Which brings me to my point. I believe one of the main factors in woodfiring starting up in Western countries around the world, where labour is not cheap, was the general introduction of the chainsaw. This affordable tool could be taken out in the bush by one person who could cut logs to a length where they could be loaded into a trailer or ute by that same one person, and if a bit of commonsense was used the whole operation would be safe enough. When the logs got to the kiln they could be split with an axe by that same one person, again a safe job. Hard work, but woodfiring always has involved hard labour.

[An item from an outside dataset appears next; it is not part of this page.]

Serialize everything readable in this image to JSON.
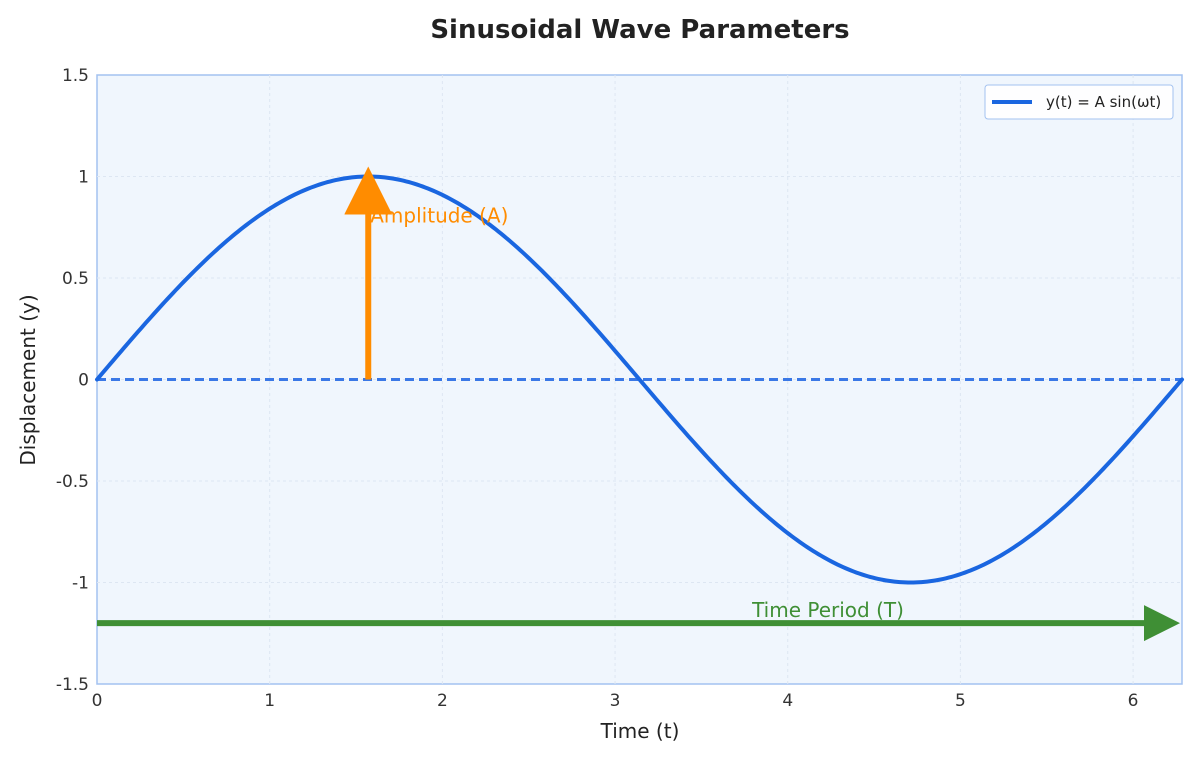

The modern approach to getting wood that I use now is pretty much standard worldwide. Offcuts from sawmills, basically the unusable sides cut from the logs, are delivered in bundles strapped together with hoop iron. To cut these to length with a chainsaw, some simply cut through the bundle but I need two different lengths of wood, one of finer longer pieces for sidestoking, the other thicker shorter pieces for the front of my anagama. So I sort the pieces of wood and stack them in a frame so I can use the chainsaw to cut them to length. All being well this eliminates the need for any wood splitting down to the right diameter because the sawmill waste is usually thin enough. If not I can hire a log splitter for the few days it is needed at little cost. The total cost of wood for me for a 4-5 day anagama firing, including truck hire, is about $ 200. I like the fact that my wood comes in a Mack truck, normally a gravel truck, owned by David O’Brien. Not many people in the arts have their materials delivered in a Mack. David has a gravel quarry where I can get other materials such as clay and the gravel I use in my wadmix.
In addition to the sawmill wood I use some from fallen trees or branches on my place. This is cut to length with a chainsaw and then split with an axe. As someone said once, first you cut it down and then you cut it up. With the welcome help of my adult sons we can get a truckload of wood ready for the kiln in a long day, or at worst a weekend.
If we had to use the methods of the 1950s to get our wood ready, even if we modernised by using machinery everywhere instead of labour, and used a saw bench driven by a tractor, I would be firing with biodiesel – to who knows what aesthetic.